During a career spanning 60 years, Foege championed domestic and international health policies emphasizing disease eradication and control, and issues of child survival and development, injury prevention, population control, preventive medicine, and public health leadership, particularly in the developing world. Through leadership roles at the U.S. Centers for Disease Control and Prevention (CDC), The Carter Center and the Task Force for Child Survival, Foege guided early response to the HIV/AIDS crisis; oversaw the eradication of Guinea worm disease, polio and measles, and the elimination of river blindness overseas; and advocated policies that vastly accelerated childhood immunization in developing countries. He is also credited with bringing to life visions for global health at both The Carter Center and the Bill and Melinda Gates Foundation.
“Like former Atlanta Mayor Ivan Allen Jr., Dr. Foege has envisioned a better world and created communities for realizing that dream in the face of seemingly insurmountable problems,” said Jacqueline J. Royster, dean of the Georgia Tech Ivan Allen College of Liberal Arts. “His courage to do the right thing and his steadfastness, sometimes in the face of staunch opposition, has saved millions of lives and reshaped the global dialog about what is possible in health and social progress.”
As a young epidemiologist working in Nigeria in the 1960s, Foege discovered the power of the surveillance/containment vaccination strategy for eradicating smallpox. He braved civil war there to ensure that the last pocket of the disease was eliminated. Elsewhere in Africa and India, he overcame resistance to the new vaccination strategy, ultimately enabling the world to rid itself of this devastating disease.

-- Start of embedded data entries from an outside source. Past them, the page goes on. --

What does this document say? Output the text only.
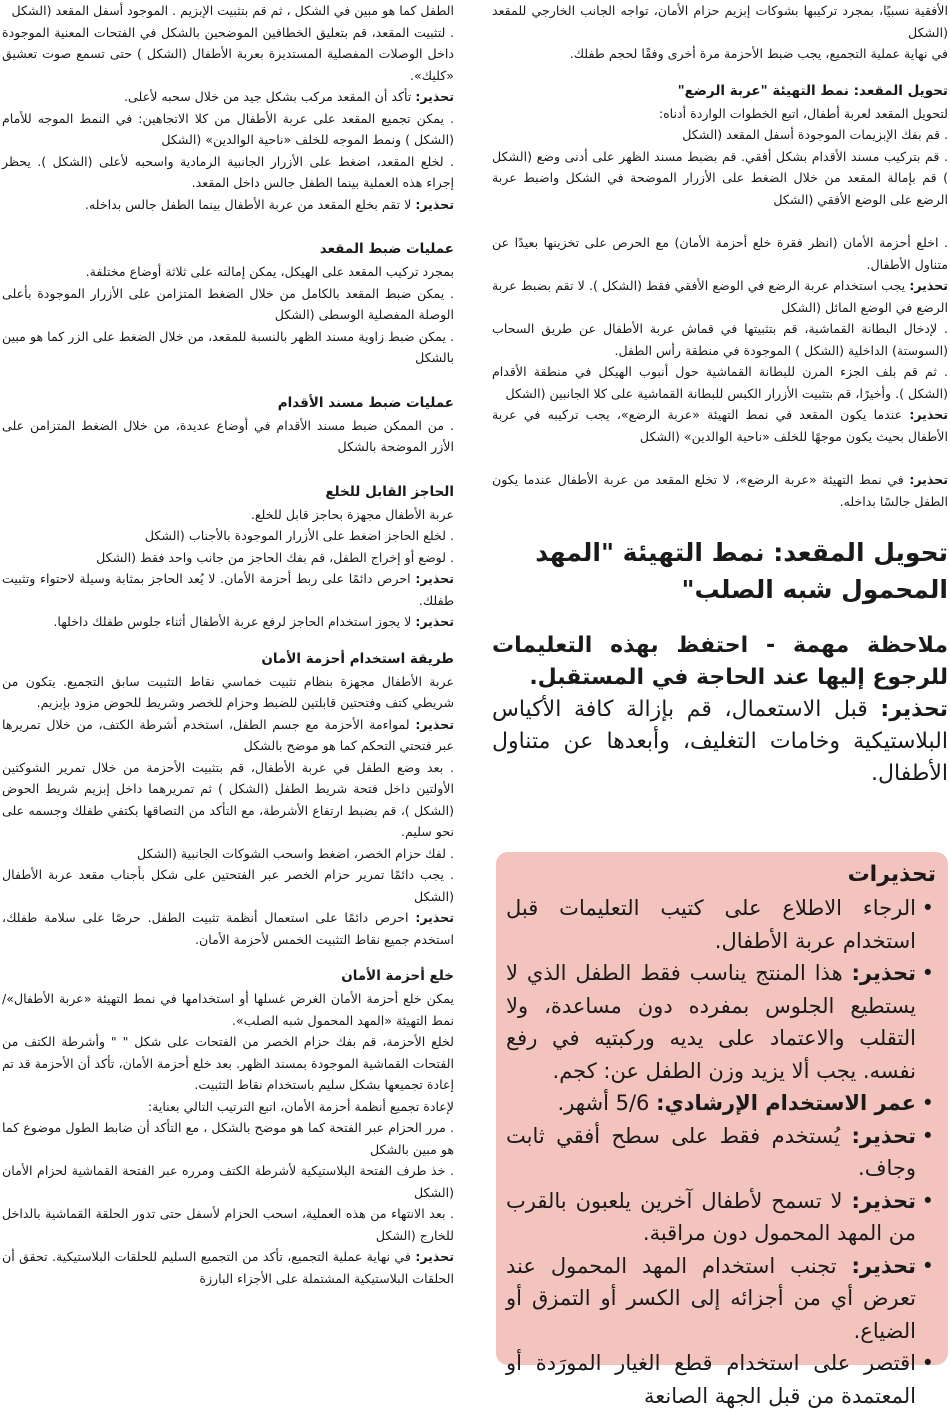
الأفقية نسبيًا، بمجرد تركيبها بشوكات إبزيم حزام الأمان، تواجه الجانب الخارجي للمقعد (الشكل

في نهاية عملية التجميع، يجب ضبط الأحزمة مرة أخرى وفقًا لحجم طفلك.

تحويل المقعد: نمط التهيئة "عربة الرضع"

لتحويل المقعد لعربة أطفال، اتبع الخطوات الواردة أدناه:

. قم بفك الإبزيمات الموجودة أسفل المقعد (الشكل

. قم بتركيب مسند الأقدام بشكل أفقي. قم بضبط مسند الظهر على أدنى وضع (الشكل ) قم بإمالة المقعد من خلال الضغط على الأزرار الموضحة في الشكل واضبط عربة الرضع على الوضع الأفقي (الشكل

. اخلع أحزمة الأمان (انظر فقرة خلع أحزمة الأمان) مع الحرص على تخزينها بعيدًا عن متناول الأطفال.

تحذير: يجب استخدام عربة الرضع في الوضع الأفقي فقط (الشكل ). لا تقم بضبط عربة الرضع في الوضع المائل (الشكل

. لإدخال البطانة القماشية، قم بتثبيتها في قماش عربة الأطفال عن طريق السحاب (السوستة) الداخلية (الشكل ) الموجودة في منطقة رأس الطفل.

. ثم قم بلف الجزء المرن للبطانة القماشية حول أنبوب الهيكل في منطقة الأقدام (الشكل ). وأخيرًا، قم بتثبيت الأزرار الكبس للبطانة القماشية على كلا الجانبين (الشكل

تحذير: عندما يكون المقعد في نمط التهيئة «عربة الرضع»، يجب تركيبه في عربة الأطفال بحيث يكون موجهًا للخلف «ناحية الوالدين» (الشكل

تحذير: في نمط التهيئة «عربة الرضع»، لا تخلع المقعد من عربة الأطفال عندما يكون الطفل جالسًا بداخله.

تحويل المقعد: نمط التهيئة "المهد المحمول شبه الصلب"

ملاحظة مهمة - احتفظ بهذه التعليمات للرجوع إليها عند الحاجة في المستقبل.

تحذير: قبل الاستعمال، قم بإزالة كافة الأكياس البلاستيكية وخامات التغليف، وأبعدها عن متناول الأطفال.

تحذيرات
• الرجاء الاطلاع على كتيب التعليمات قبل استخدام عربة الأطفال.
• تحذير: هذا المنتج يناسب فقط الطفل الذي لا يستطيع الجلوس بمفرده دون مساعدة، ولا التقلب والاعتماد على يديه وركبتيه في رفع نفسه. يجب ألا يزيد وزن الطفل عن: كجم.
• عمر الاستخدام الإرشادي: 5/6 أشهر.
• تحذير: يُستخدم فقط على سطح أفقي ثابت وجاف.
• تحذير: لا تسمح لأطفال آخرين يلعبون بالقرب من المهد المحمول دون مراقبة.
• تحذير: تجنب استخدام المهد المحمول عند تعرض أي من أجزائه إلى الكسر أو التمزق أو الضياع.
• اقتصر على استخدام قطع الغيار المورَدة أو المعتمدة من قبل الجهة الصانعة

الطفل كما هو مبين في الشكل ، ثم قم بتثبيت الإبزيم . الموجود أسفل المقعد (الشكل

. لتثبيت المقعد، قم بتعليق الخطافين الموضحين بالشكل في الفتحات المعنية الموجودة داخل الوصلات المفصلية المستديرة بعربة الأطفال (الشكل ) حتى تسمع صوت تعشيق «كليك».

تحذير: تأكد أن المقعد مركب بشكل جيد من خلال سحبه لأعلى.

. يمكن تجميع المقعد على عربة الأطفال من كلا الاتجاهين: في النمط الموجه للأمام (الشكل ) ونمط الموجه للخلف «ناحية الوالدين» (الشكل

. لخلع المقعد، اضغط على الأزرار الجانبية الرمادية واسحبه لأعلى (الشكل ). يحظر إجراء هذه العملية بينما الطفل جالس داخل المقعد.

تحذير: لا تقم بخلع المقعد من عربة الأطفال بينما الطفل جالس بداخله.

عمليات ضبط المقعد

بمجرد تركيب المقعد على الهيكل، يمكن إمالته على ثلاثة أوضاع مختلفة.

. يمكن ضبط المقعد بالكامل من خلال الضغط المتزامن على الأزرار الموجودة بأعلى الوصلة المفصلية الوسطى (الشكل

. يمكن ضبط زاوية مسند الظهر بالنسبة للمقعد، من خلال الضغط على الزر كما هو مبين بالشكل

عمليات ضبط مسند الأقدام

. من الممكن ضبط مسند الأقدام في أوضاع عديدة، من خلال الضغط المتزامن على الأزر الموضحة بالشكل

الحاجز القابل للخلع

عربة الأطفال مجهزة بحاجز قابل للخلع.

. لخلع الحاجز اضغط على الأزرار الموجودة بالأجناب (الشكل

. لوضع أو إخراج الطفل، قم بفك الحاجز من جانب واحد فقط (الشكل

تحذير: احرص دائمًا على ربط أحزمة الأمان. لا يُعد الحاجز بمثابة وسيلة لاحتواء وتثبيت طفلك.

تحذير: لا يجوز استخدام الحاجز لرفع عربة الأطفال أثناء جلوس طفلك داخلها.

طريقة استخدام أحزمة الأمان

عربة الأطفال مجهزة بنظام تثبيت خماسي نقاط التثبيت سابق التجميع. يتكون من شريطي كتف وفتحتين قابلتين للضبط وحزام للخصر وشريط للحوض مزود بإبزيم.

تحذير: لمواءمة الأحزمة مع جسم الطفل، استخدم أشرطة الكتف، من خلال تمريرها عبر فتحتي التحكم كما هو موضح بالشكل

. بعد وضع الطفل في عربة الأطفال، قم بتثبيت الأحزمة من خلال تمرير الشوكتين الأولتين داخل فتحة شريط الطفل (الشكل ) ثم تمريرهما داخل إبزيم شريط الحوض (الشكل )، قم بضبط ارتفاع الأشرطة، مع التأكد من التصاقها بكتفي طفلك وجسمه على نحو سليم.

. لفك حزام الخصر، اضغط واسحب الشوكات الجانبية (الشكل

. يجب دائمًا تمرير حزام الخصر عبر الفتحتين على شكل بأجناب مقعد عربة الأطفال (الشكل

تحذير: احرص دائمًا على استعمال أنظمة تثبيت الطفل. حرصًا على سلامة طفلك، استخدم جميع نقاط التثبيت الخمس لأحزمة الأمان.

خلع أحزمة الأمان

يمكن خلع أحزمة الأمان الغرض غسلها أو استخدامها في نمط التهيئة «عربة الأطفال»/نمط التهيئة «المهد المحمول شبه الصلب».

لخلع الأحزمة، قم بفك حزام الخصر من الفتحات على شكل " " وأشرطة الكتف من الفتحات القماشية الموجودة بمسند الظهر. بعد خلع أحزمة الأمان، تأكد أن الأحزمة قد تم إعادة تجميعها بشكل سليم باستخدام نقاط التثبيت.

لإعادة تجميع أنظمة أحزمة الأمان، اتبع الترتيب التالي بعناية:

. مرر الحزام عبر الفتحة كما هو موضح بالشكل ، مع التأكد أن ضابط الطول موضوع كما هو مبين بالشكل

. خذ طرف الفتحة البلاستيكية لأشرطة الكتف ومرره عبر الفتحة القماشية لحزام الأمان (الشكل

. بعد الانتهاء من هذه العملية، اسحب الحزام لأسفل حتى تدور الحلقة القماشية بالداخل للخارج (الشكل

تحذير: في نهاية عملية التجميع، تأكد من التجميع السليم للحلقات البلاستيكية. تحقق أن الحلقات البلاستيكية المشتملة على الأجزاء البارزة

Appointed by President Jimmy Carter in 1977 to head the CDC, Foege enlarged the organization’s mandate beyond infectious diseases to encompass the full spectrum of human health. In 1984, Foege co-founded the Task Force for Child Survival and Development as a working group for the World Health Organization, UNICEF, The World Bank, the United Nations Development Program and the Rockefeller Foundation. The forerunner of today’s Task Force for Global Health, the Task Force under Foege increased childhood immunizations worldwide from 20 percent to 80 percent, and expanded its mandate in 1991 to engage challenges such as malnutrition and hunger.
Foege remains active in many organizations. He is on the Advisory Board for the Emory University Global Health Institute and is a professor emeritus, at Emory’s Rollins School of Public Health. He attended Pacific Lutheran University, earned a medical degree from the University of Washington and a Master of Public Health from Harvard University.
More information on the Allen Prize can be found at the following link: http://ivanallenprize.gatech.edu/home/.
Editors Note: On April 26, 2012, President Obama named Foege as a recipient of the Presidental Medal of Freedom, the nation's highest civilian honor.